How do I get plain text search results from indexed pdf file contents with FOS Elastica Bundle?
I'm using
ElasticSearch with Attachment-Mapper Plugin
Elastica
FOS Elastica Bundle, with Doctrine on Symfony2
So far, I've been able to get the mapper-attachment up and running. The pdf file content is indexed using this, https://github.com/FriendsOfSymfony/FOSElasticaBundle/issues/96, as a guide.
Summary of method so you don't have to read the entire github post:
1) Creates a "document" entity with a "getEncodedFile" method. Note: I only grab the file contents in this method.

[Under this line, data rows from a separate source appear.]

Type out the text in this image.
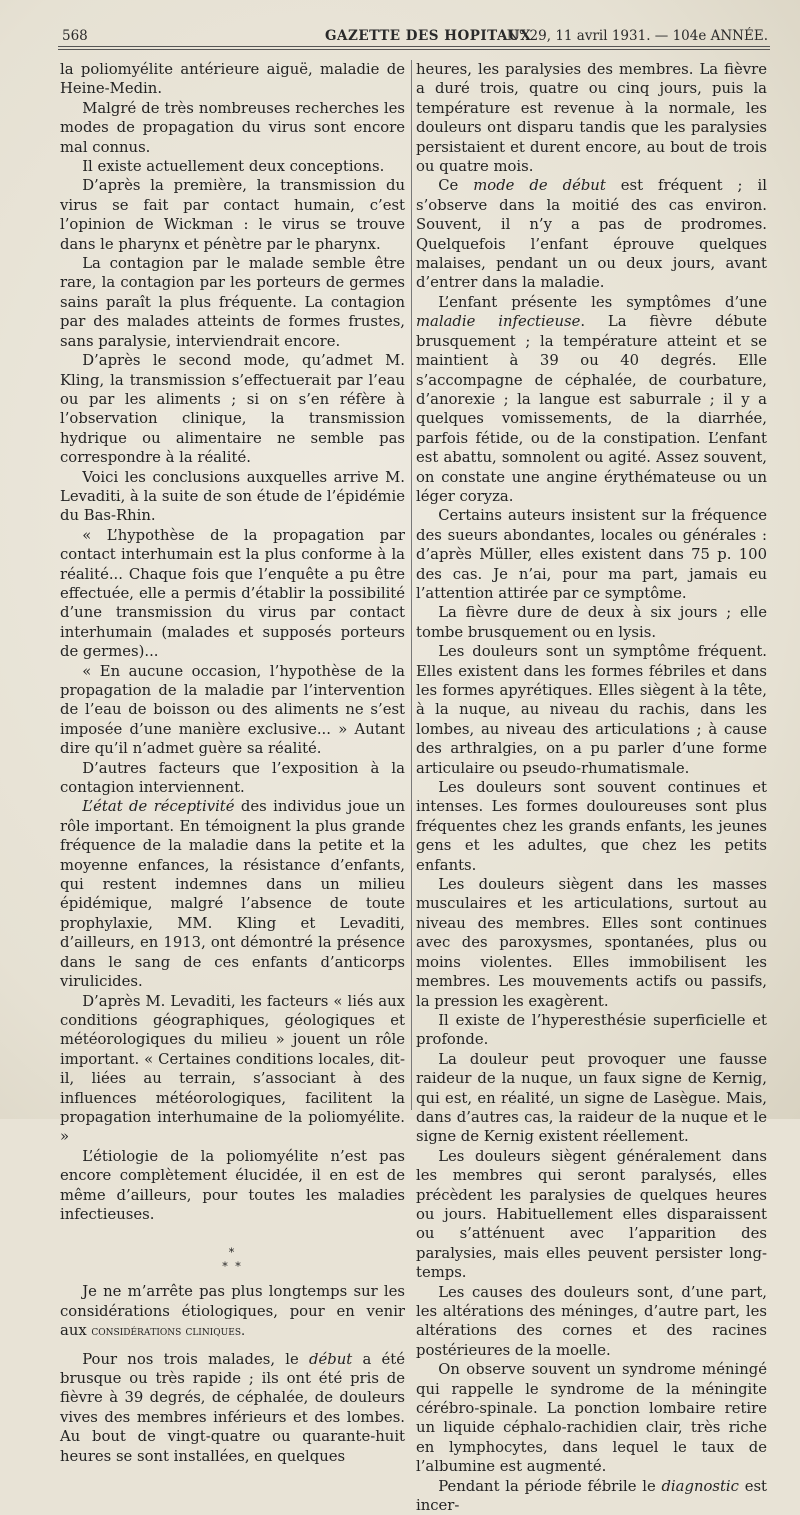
568	GAZETTE DES HOPITAUX
N° 29, 11 avril 1931. — 104e ANNÉE.

la poliomyélite antérieure aiguë, maladie de Heine-Medin.

Malgré de très nombreuses recherches les modes de propagation du virus sont encore mal connus.

Il existe actuellement deux conceptions.

D’après la première, la transmission du virus se fait par contact humain, c’est l’opinion de Wickman : le virus se trouve dans le pharynx et pénètre par le pharynx.

La contagion par le malade semble être rare, la contagion par les porteurs de germes sains paraît la plus fréquente. La contagion par des malades atteints de formes frustes, sans paralysie, interviendrait encore.

D’après le second mode, qu’admet M. Kling, la transmission s’effectuerait par l’eau ou par les aliments ; si on s’en réfère à l’observation clinique, la transmission hydrique ou alimentaire ne semble pas correspondre à la réalité.

Voici les conclusions auxquelles arrive M. Levaditi, à la suite de son étude de l’épidémie du Bas-Rhin.

« L’hypothèse de la propagation par contact interhumain est la plus conforme à la réalité... Chaque fois que l’enquête a pu être effectuée, elle a permis d’établir la possibilité d’une transmission du virus par contact interhumain (malades et supposés porteurs de germes)...

« En aucune occasion, l’hypothèse de la propagation de la maladie par l’intervention de l’eau de boisson ou des aliments ne s’est imposée d’une manière exclusive... » Autant dire qu’il n’admet guère sa réalité.

D’autres facteurs que l’exposition à la contagion interviennent.

L’état de réceptivité des individus joue un rôle important. En témoignent la plus grande fréquence de la maladie dans la petite et la moyenne enfances, la résistance d’enfants, qui restent indemnes dans un milieu épidémique, malgré l’absence de toute prophylaxie, MM. Kling et Levaditi, d’ailleurs, en 1913, ont démontré la présence dans le sang de ces enfants d’anticorps virulicides.

D’après M. Levaditi, les facteurs « liés aux conditions géographiques, géologiques et météorologiques du milieu » jouent un rôle important. « Certaines conditions locales, dit-il, liées au terrain, s’associant à des influences météorologiques, facilitent la propagation interhumaine de la poliomyélite. »

L’étiologie de la poliomyélite n’est pas encore complètement élucidée, il en est de même d’ailleurs, pour toutes les maladies infectieuses.

*
* *

Je ne m’arrête pas plus longtemps sur les considérations étiologiques, pour en venir aux considérations cliniques.

Pour nos trois malades, le début a été brusque ou très rapide ; ils ont été pris de fièvre à 39 degrés, de céphalée, de douleurs vives des membres inférieurs et des lombes. Au bout de vingt-quatre ou quarante-huit heures se sont installées, en quelques

heures, les paralysies des membres. La fièvre a duré trois, quatre ou cinq jours, puis la température est revenue à la normale, les douleurs ont disparu tandis que les paralysies persistaient et durent encore, au bout de trois ou quatre mois.

Ce mode de début est fréquent ; il s’observe dans la moitié des cas environ. Souvent, il n’y a pas de prodromes. Quelquefois l’enfant éprouve quelques malaises, pendant un ou deux jours, avant d’entrer dans la maladie.

L’enfant présente les symptômes d’une maladie infectieuse. La fièvre débute brusquement ; la température atteint et se maintient à 39 ou 40 degrés. Elle s’accompagne de céphalée, de courbature, d’anorexie ; la langue est saburrale ; il y a quelques vomissements, de la diarrhée, parfois fétide, ou de la constipation. L’enfant est abattu, somnolent ou agité. Assez souvent, on constate une angine érythémateuse ou un léger coryza.

Certains auteurs insistent sur la fréquence des sueurs abondantes, locales ou générales : d’après Müller, elles existent dans 75 p. 100 des cas. Je n’ai, pour ma part, jamais eu l’attention attirée par ce symptôme.

La fièvre dure de deux à six jours ; elle tombe brusquement ou en lysis.

Les douleurs sont un symptôme fréquent. Elles existent dans les formes fébriles et dans les formes apyrétiques. Elles siègent à la tête, à la nuque, au niveau du rachis, dans les lombes, au niveau des articulations ; à cause des arthralgies, on a pu parler d’une forme articulaire ou pseudo-rhumatismale.

Les douleurs sont souvent continues et intenses. Les formes douloureuses sont plus fréquentes chez les grands enfants, les jeunes gens et les adultes, que chez les petits enfants.

Les douleurs siègent dans les masses musculaires et les articulations, surtout au niveau des membres. Elles sont continues avec des paroxysmes, spontanées, plus ou moins violentes. Elles immobilisent les membres. Les mouvements actifs ou passifs, la pression les exagèrent.

Il existe de l’hyperesthésie superficielle et profonde.

La douleur peut provoquer une fausse raideur de la nuque, un faux signe de Kernig, qui est, en réalité, un signe de Lasègue. Mais, dans d’autres cas, la raideur de la nuque et le signe de Kernig existent réellement.

Les douleurs siègent généralement dans les membres qui seront paralysés, elles précèdent les paralysies de quelques heures ou jours. Habituellement elles disparaissent ou s’atténuent avec l’apparition des paralysies, mais elles peuvent persister longtemps.

Les causes des douleurs sont, d’une part, les altérations des méninges, d’autre part, les altérations des cornes et des racines postérieures de la moelle.

On observe souvent un syndrome méningé qui rappelle le syndrome de la méningite cérébro-spinale. La ponction lombaire retire un liquide céphalo-rachidien clair, très riche en lymphocytes, dans lequel le taux de l’albumine est augmenté.

Pendant la période fébrile le diagnostic est incer-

I don't believe there is a need to base64 encode the data here as this happens later (I'm pretty sure the Elastica Document class does this).
2) Then I set up the config.yml:
types:
document:
mappings:
id: ~
encodedFile:
type: attachment
persistence:
driver: orm
model: MyBundle\Entity\Document
provider: ~
finder: ~
listener: ~
The search function returns the correct entity. When I var_dump the hybrid results, I get the correct entity, including all the fields. If I add the "setHighlight" method, nothing changes. The setHighlight method returns nothing regarding the "encodedFile" field. I did get setHighlight to work with other fields.
How do I pull the plain text search results (with some context) from the indexed base64 encoded data?
According to this stack post, Best practices for searchable archive of thousands of documents (pdf and/or xml), it seems possible.
Thanks in advance
UPDATE
So I caved. I ended up using XPDF to extract and index the text of each pdf document. Then I just run the query as normal.